My spouse rejects the “collapse now” philosophy. He listens to that and says, “Why punish yourself? If the grid is going to give out, why not just enjoy it while we have it?” He’s all for making emergency plans, but he’s not going to move out to the country and start living like a Quaker.
He has a point.
I’m not writing any of this to bum anyone out. I’m doing it for the opposite reason. I want everyone to see the mistakes someone makes when they’re trying to prep. I want them to understand it’s not a seamless experience.
A lot of us are trying to do with extremely limited resources. We’re trying to do it in situations that are far from ideal.
We’re still trying.
We see the value of communities, but we also see their weaknesses. Not everyone you know is going to want to join your community. Even some of the people who want to join aren’t going to do the heavy lifting.
It’s okay to have standards.
It’s okay if you’re not building community right now, because you need time and space to do something else. It’s okay to try and form a prepping group and it falls apart. It’s okay if you’re not building a rain harvesting system because you haven’t figured out how to make it work for you. It’s okay if you try to grow vegetables, and they all get scorched in a heatwave or devoured by insects.
It’s okay if you try to build something, and it breaks. It’s okay if you finish a homesteading project, and it looks like crap.
It’s okay if you can’t carry a bugout bag. It’s okay if nobody wants to help you prep. Maybe you already know it’s okay, but it’s just nice to hear someone else acknowledge that you’re not planning to do any of it.
It’s okay if you read all the survival books, watch all the homesteading videos, and it still doesn’t work the way you want. It’s okay if you get home from work, and you just don’t feel like doing any of it, not tonight.
It’s okay if you’re not ready to give up the grid yet.

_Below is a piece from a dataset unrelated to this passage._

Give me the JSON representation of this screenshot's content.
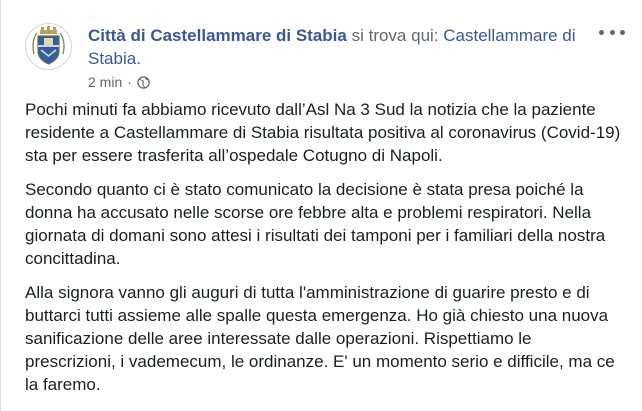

It’s okay if you get hit with a disaster, and you still don’t feel ready for it. You’re probably never going to feel ready.
It’s okay if you fail.
Everyone does.
As a disabled, chronically ill person, a lot of that prepping is either too exhausting or just not accessible period. I’m on SSI. I go through a lot on almost a daily basis, I probably won’t survive collapse. Death(as long as it’s swift and mostly painless)is probably the best thing that could happen to me in that scenario, which is pretty sad, but I can barely live well on grid! This whole thing just sucks and knowing we could’ve prevented the worst of it and even still can(to a degree)kills me! And we really could’ve created a much better society in general, but oh well. The best thing I can do is try not fixate on this too much. A great read, though.
I really enjoyed this article! I read most of what you post, and admire your honesty and forthrightness. But until today I didn't know that you were funny as well: "This is how you do it wrong." The woods are full of take-my-advice-do-it-my-way internet experts and wannabes. I really value the fact that you have walked the tak and share your experiences so candidly. Wishing you and your family all the best... with those bike helmets.